For organisations looking at purchasing new risk solutions in order to address the increasing pressures in this area, the bobsguide Risk Management Systems Guide features a comprehensive matrix, allowing buyers to compare and contrast the different functionalities of solutions on the market today.
The US government has been in the news for handing out multi-billion dollar fines to banks that it views as having broken sanctions rules. With the severity of the potential punishments hanging over them, what can banks do to ensure they comply with the various sanctions edicts around the world?
As the volume of electronic payments continues to rise in line with new digital channels, so does financial crime. 2014 has seen antimoney laundering (AML), sanctions breaches and countering financing of terrorism (CFT) dominate the financial services landscape.
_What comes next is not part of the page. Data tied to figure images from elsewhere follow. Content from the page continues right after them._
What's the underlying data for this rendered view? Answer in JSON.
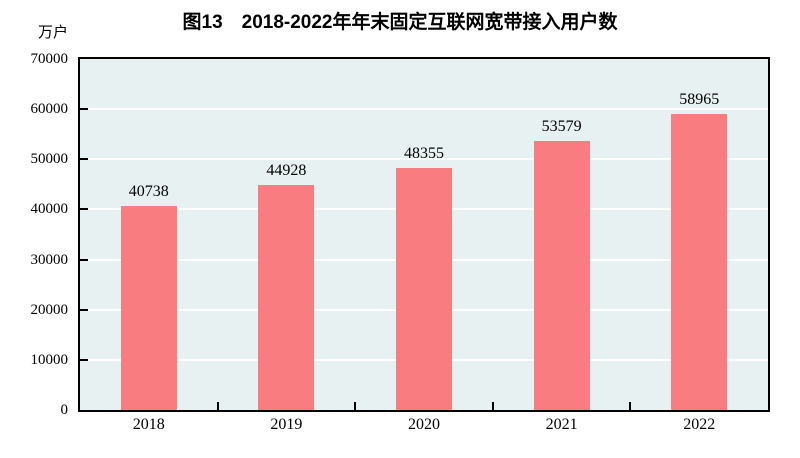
{
  "page": {
    "background": "#ffffff"
  },
  "chart_data": {
    "type": "bar",
    "title": "图13　2018-2022年年末固定互联网宽带接入用户数",
    "unit_label": "万户",
    "categories": [
      "2018",
      "2019",
      "2020",
      "2021",
      "2022"
    ],
    "values": [
      40738,
      44928,
      48355,
      53579,
      58965
    ],
    "data_labels": [
      "40738",
      "44928",
      "48355",
      "53579",
      "58965"
    ],
    "xlabel": "",
    "ylabel": "万户",
    "ylim": [
      0,
      70000
    ],
    "yticks": [
      0,
      10000,
      20000,
      30000,
      40000,
      50000,
      60000,
      70000
    ],
    "grid": true,
    "legend": "none",
    "colors": {
      "bar": "#f97c80",
      "plot_bg": "#e8f1f2",
      "gridline": "#ffffff",
      "axis": "#000000",
      "text": "#000000"
    }
  }
}
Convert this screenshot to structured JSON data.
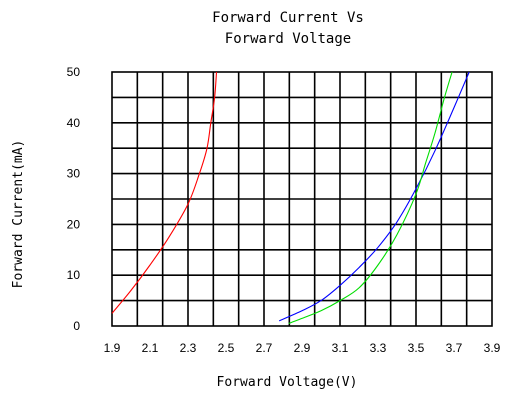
{
  "chart_data": {
    "type": "line",
    "title": [
      "Forward Current Vs",
      "Forward Voltage"
    ],
    "xlabel": "Forward Voltage(V)",
    "ylabel": "Forward Current(mA)",
    "xlim": [
      1.9,
      3.9
    ],
    "ylim": [
      0,
      50
    ],
    "xticks": [
      "1.9",
      "2.1",
      "2.3",
      "2.5",
      "2.7",
      "2.9",
      "3.1",
      "3.3",
      "3.5",
      "3.7",
      "3.9"
    ],
    "yticks": [
      "0",
      "10",
      "20",
      "30",
      "40",
      "50"
    ],
    "grid": true,
    "series": [
      {
        "color": "#ff0000",
        "x": [
          1.9,
          2.0,
          2.1,
          2.2,
          2.3,
          2.36,
          2.4,
          2.42,
          2.44,
          2.45
        ],
        "y": [
          2.5,
          7,
          12,
          17.5,
          24,
          30,
          35,
          40,
          45,
          50
        ]
      },
      {
        "color": "#0000ff",
        "x": [
          2.78,
          2.9,
          3.0,
          3.1,
          3.2,
          3.3,
          3.4,
          3.5,
          3.6,
          3.7,
          3.78
        ],
        "y": [
          1,
          3,
          5,
          8,
          11.5,
          15.5,
          20.5,
          27,
          34.5,
          43,
          50
        ]
      },
      {
        "color": "#00dd00",
        "x": [
          2.83,
          2.9,
          3.0,
          3.1,
          3.2,
          3.3,
          3.4,
          3.5,
          3.55,
          3.6,
          3.65,
          3.69
        ],
        "y": [
          0.5,
          1.5,
          3,
          5,
          7.5,
          12,
          18,
          26,
          32,
          38,
          45,
          50
        ]
      }
    ]
  }
}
”While there are some differences in compliance regulations in different jurisdictions, overall if you look at Europe, Asia and the US, regulators are trying to similar things regarding sanctions, AML and know your customer [KYC],” says Luc Meurant, Head of Compliance and Banking Markets at SWIFT. ”Overall, the intention is fairly consistent across the geographies. The details of implementation can still differ and the fines involved can also differ country by country.” While the fines may differ, the past year saw a number of large-scale fines hit the headlines. ”In terms of why the fines have been so big, the general view was that the cost of compliance was historically higher than the cost of adhering to the regulation,” says Amanda Gilmour, Product Director of Payments at Temenos. ”For the larger banks, operating in a wide number of jurisdictions with differing regulations, operating with different systems in their satellite offices it was just not worth it. Regulators have started to realise that for banks to take the issue of financial crime seriously they must hit the banks where it hurts them.”